Akar budaya dan perjalanan sejarah bangsa ini serta keragaman yang ada jauh berbeda dengan yang ada dalam model demokrasi di bagian dunia yang lain. Kedewasaan dan kecerdasan dari seluruh elemen bangsa sangat diperlukan untuk menuntun kita memilih tokoh-tokoh yang mumpuni mulai dari DPRD di daerah dan DPR di pusat, Bupati, Walikota, Gubernur sampai Presiden yang akan menakhodai kapal besar yang bernama Indonesia. Semua kru kapal harus memiliki kompetensi dan kapabilitas terukur yang mampu membaca tanda-tanda zaman ditengah perkembangan ekonomi global yang masih belum menentu.

Diplomasi Kehutanan
Keketuaan Indonesia dalam organisasi Perkumpulan Bangsa-Bangsa Asia Tenggara (ASEAN) pada 78 tahun Indonesia merdeka berpotensi mendongkrak posisi tawar diplomasi Indonesia di Kawasan Asia Pasifik dan dunia. Momentum strategis ini seyogianya mampu dikelola dengan cerdas untuk memperkuat posisi tawar Indonesia di Kawasan ini.

Setelah isu global bergeser dari perang dingin menjadi isu pangan, energi, lingkungan hidup dan akses terhadap teknologi informasi, Indonesia menjadi buah bibir perbincangan di kawasan Asia Pasifik. Selain mampu mensejajarkan posisi sanding dengan tergabung sebagai salah satu negara dalam perkumpulan G 20, Indonesia juga memiliki posisi tawar yang kuat karena memiliki kekayaan sumber daya alam sebagai asset dan modal ekonomi untuk menuju negara dengan ekonomi terbesar ke lima di dunia pada tahun 2045.
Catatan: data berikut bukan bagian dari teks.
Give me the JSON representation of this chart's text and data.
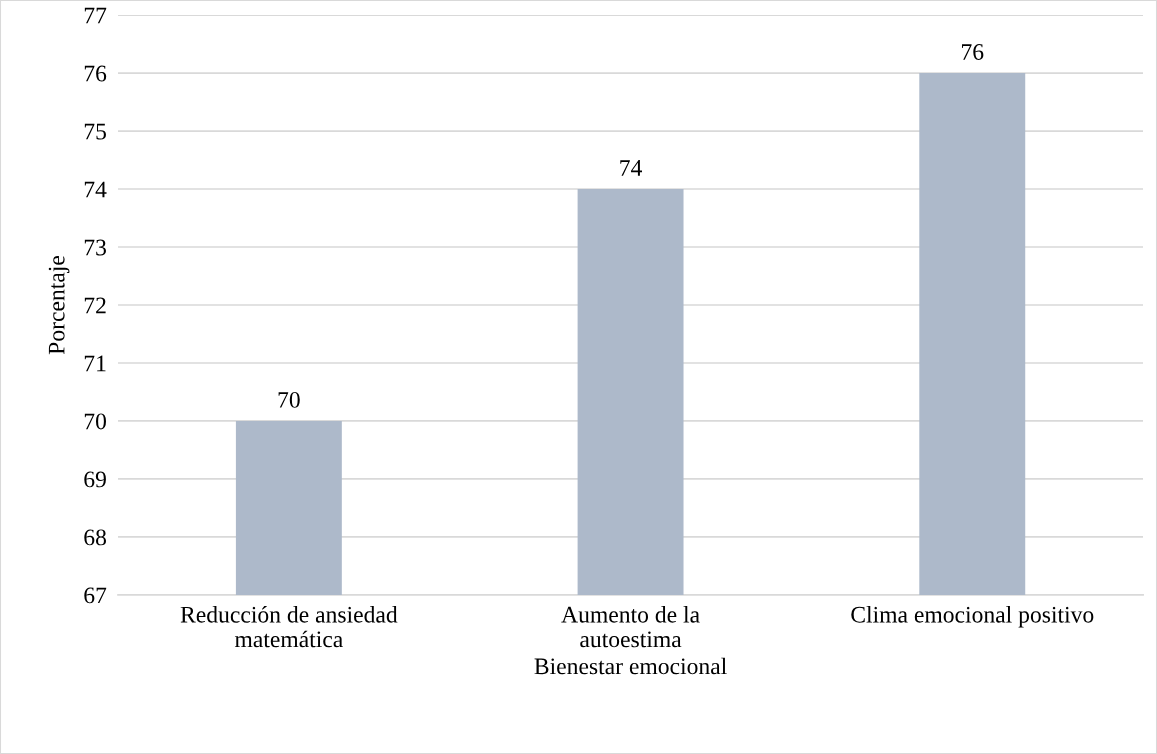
{
  "chart_data": {
    "type": "bar",
    "xlabel": "Bienestar emocional",
    "ylabel": "Porcentaje",
    "categories": [
      "Reducción de ansiedad\nmatemática",
      "Aumento de la\nautoestima",
      "Clima emocional positivo"
    ],
    "values": [
      70,
      74,
      76
    ],
    "color": "#adb9ca",
    "ylim": [
      67,
      77
    ],
    "yticks": [
      67,
      68,
      69,
      70,
      71,
      72,
      73,
      74,
      75,
      76,
      77
    ],
    "grid": "y",
    "data_labels": true,
    "legend": false
  }
}
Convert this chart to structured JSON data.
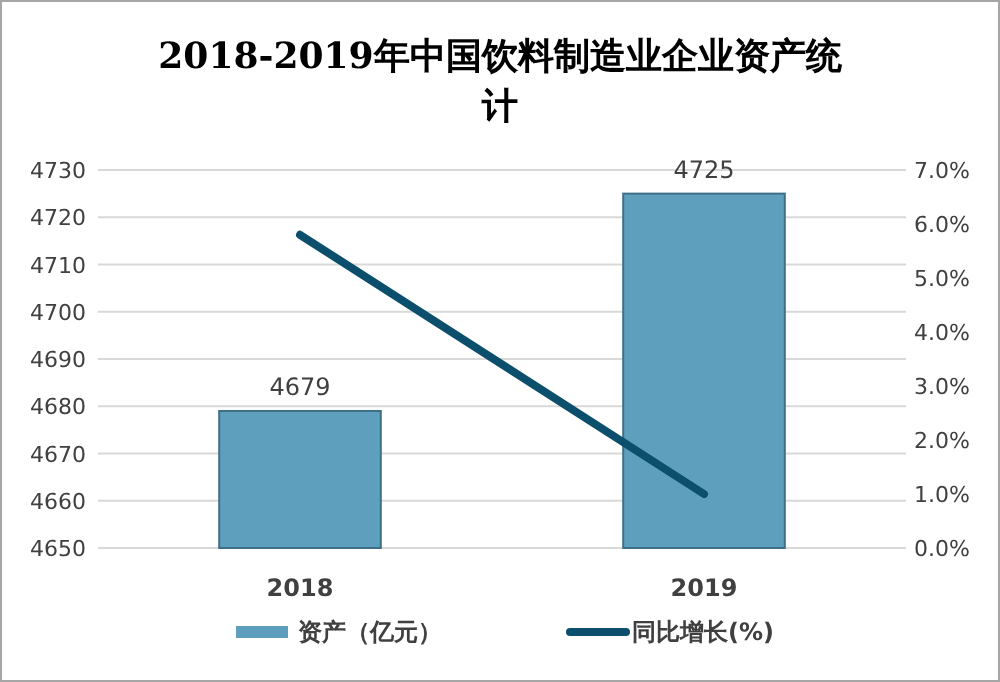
{
  "chart_data": {
    "type": "bar",
    "title": "2018-2019年中国饮料制造业企业资产统计",
    "categories": [
      "2018",
      "2019"
    ],
    "series": [
      {
        "name": "资产（亿元）",
        "color": "#5f9fbe",
        "values": [
          4679,
          4725
        ],
        "value_labels": [
          "4679",
          "4725"
        ]
      },
      {
        "name": "同比增长(%)",
        "type": "line",
        "axis": "y2",
        "color": "#0b4f6c",
        "values": [
          5.8,
          1.0
        ]
      }
    ],
    "ylim": [
      4650,
      4730
    ],
    "yticks": [
      4650,
      4660,
      4670,
      4680,
      4690,
      4700,
      4710,
      4720,
      4730
    ],
    "y2lim": [
      0,
      7
    ],
    "y2ticks": [
      {
        "value": 0,
        "label": "0.0%"
      },
      {
        "value": 1,
        "label": "1.0%"
      },
      {
        "value": 2,
        "label": "2.0%"
      },
      {
        "value": 3,
        "label": "3.0%"
      },
      {
        "value": 4,
        "label": "4.0%"
      },
      {
        "value": 5,
        "label": "5.0%"
      },
      {
        "value": 6,
        "label": "6.0%"
      },
      {
        "value": 7,
        "label": "7.0%"
      }
    ],
    "grid": "y",
    "legend": "bottom",
    "marker": "none",
    "line_style": "solid"
  }
}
Salah satu sumber daya alam yang mampu menopang posisi tawar Indonesia di tingkat global adalah kepemilikan Indonesia terhadap hutan hujan tropika terbesar ke tiga di dunia dan terluas di Asia Pasifik. Meskipun begitu, sumber daya hutan yang menutupi luas daratan Indonesia sebesar kurang lebih 60% hanya mampu memberikan kontribusi bagi pendapatan nasional kurang dari 1%.
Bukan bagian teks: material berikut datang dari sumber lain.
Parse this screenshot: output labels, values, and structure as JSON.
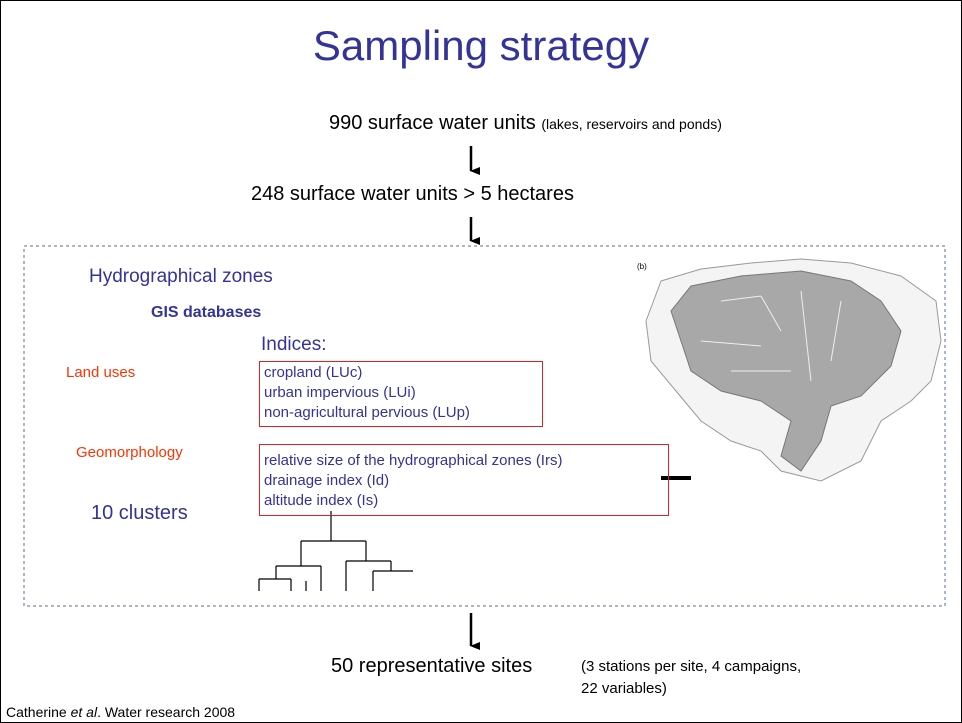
{
  "title": "Sampling strategy",
  "steps": [
    {
      "main": "990 surface water units",
      "note": "(lakes, reservoirs and ponds)"
    },
    {
      "main": "248 surface water units > 5 hectares"
    }
  ],
  "panel": {
    "heading": "Hydrographical zones",
    "subheading": "GIS databases",
    "indices_label": "Indices:",
    "groups": [
      {
        "label": "Land uses",
        "items": [
          "cropland (LUc)",
          "urban impervious (LUi)",
          "non-agricultural pervious (LUp)"
        ]
      },
      {
        "label": "Geomorphology",
        "items": [
          "relative size of the hydrographical zones (Irs)",
          "drainage index (Id)",
          "altitude index (Is)"
        ]
      }
    ],
    "clusters": "10 clusters",
    "map_label": "(b)"
  },
  "result": {
    "main": "50 representative sites",
    "note_lines": [
      "(3 stations per site, 4 campaigns,",
      "22 variables)"
    ]
  },
  "citation": {
    "author": "Catherine",
    "etal": "et al",
    "rest": ". Water research 2008"
  }
}
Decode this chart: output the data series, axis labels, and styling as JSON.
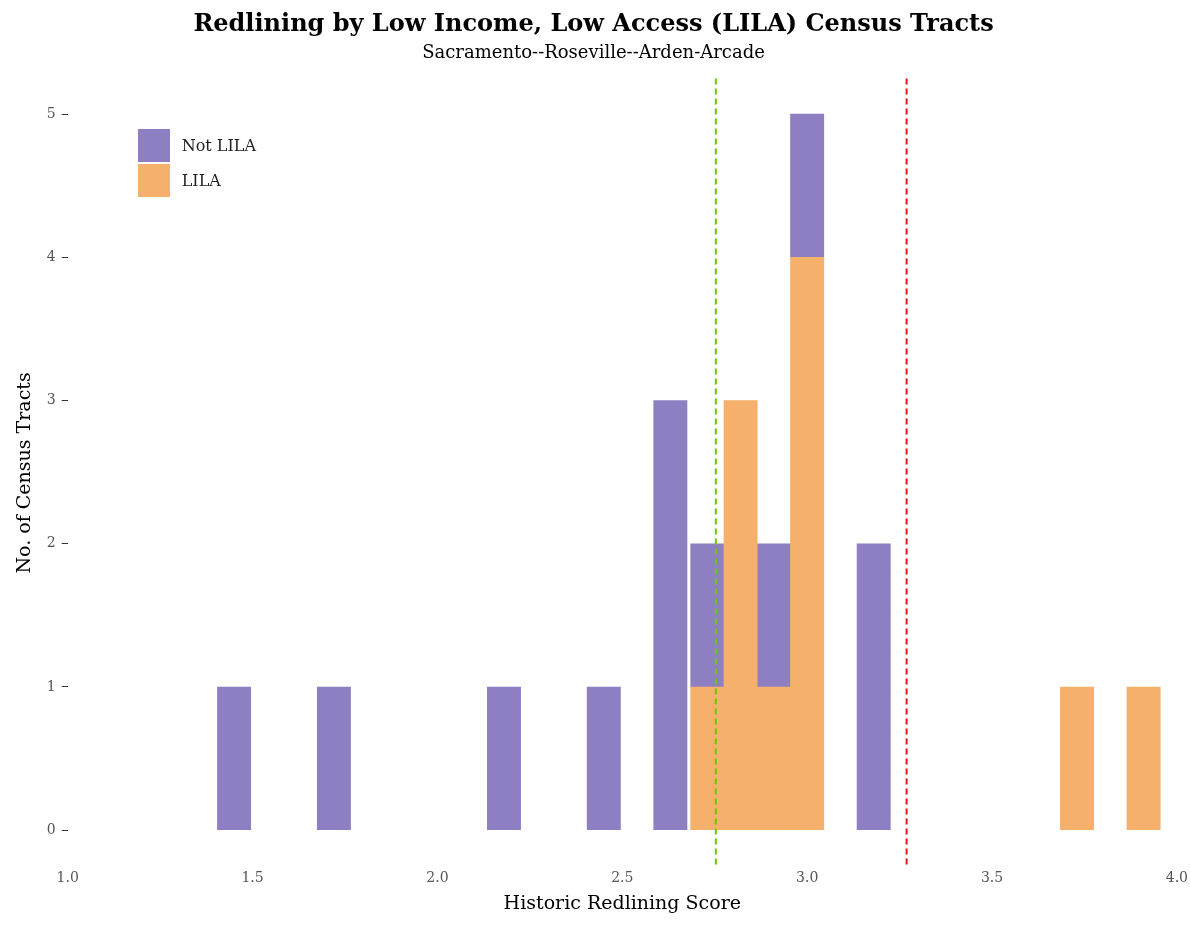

Dalam konteks permasalahan lingkungan global, perubahan iklim memberikan kontribusi sebesar 51%. Artinya melalui penanganan isu dan masalah perubahan iklim secara seksama, dunia telah menangani lebih dari setengah masalah lingkungan global. Sementara itu eksistensi dan pengaruh hutan memberikan dampak yang sangat besar terhadap perubahan iklim.

Peluang untuk meningkatkan kontribusi kehutanan terhadap perolehan pendapatan nasional sangat terbuka lebar yang dapat dikreasi melalui diplomasi hijau terkait jasa lingkungan hutan di tingkat global serta strategi optimalisasi pemanfaatan hasil hutan bukan kayu di tingkat nasional.


Pertumbuhan ekonomi dunia yang saat ini bergeser dari Amerika dan Eropa ke Asia menjadi momentum strategis yang harus direspon untuk mengakselerasi capaian kontribusi kehutanan terhadap pertumbuhan ekonomi Indonesia. Untuk tujuan strategis tersebut kita semua sangat mendambakan pada pemerintahan yang akan datang, kementerian yang mengurusi kehutanan seyogianya dinakhodai oleh seorang filosof kehutanan dengan kemampuan akademik, pengalaman lapangan dan rekam jejak yang paripurna serta memiliki relasi politik luas.()

Dr.Ir. Ishak Tan, M.Si
Dosen Fakultas Kehutanan Universitas Winaya Mukti; Alumni Diktannas Lemhanas.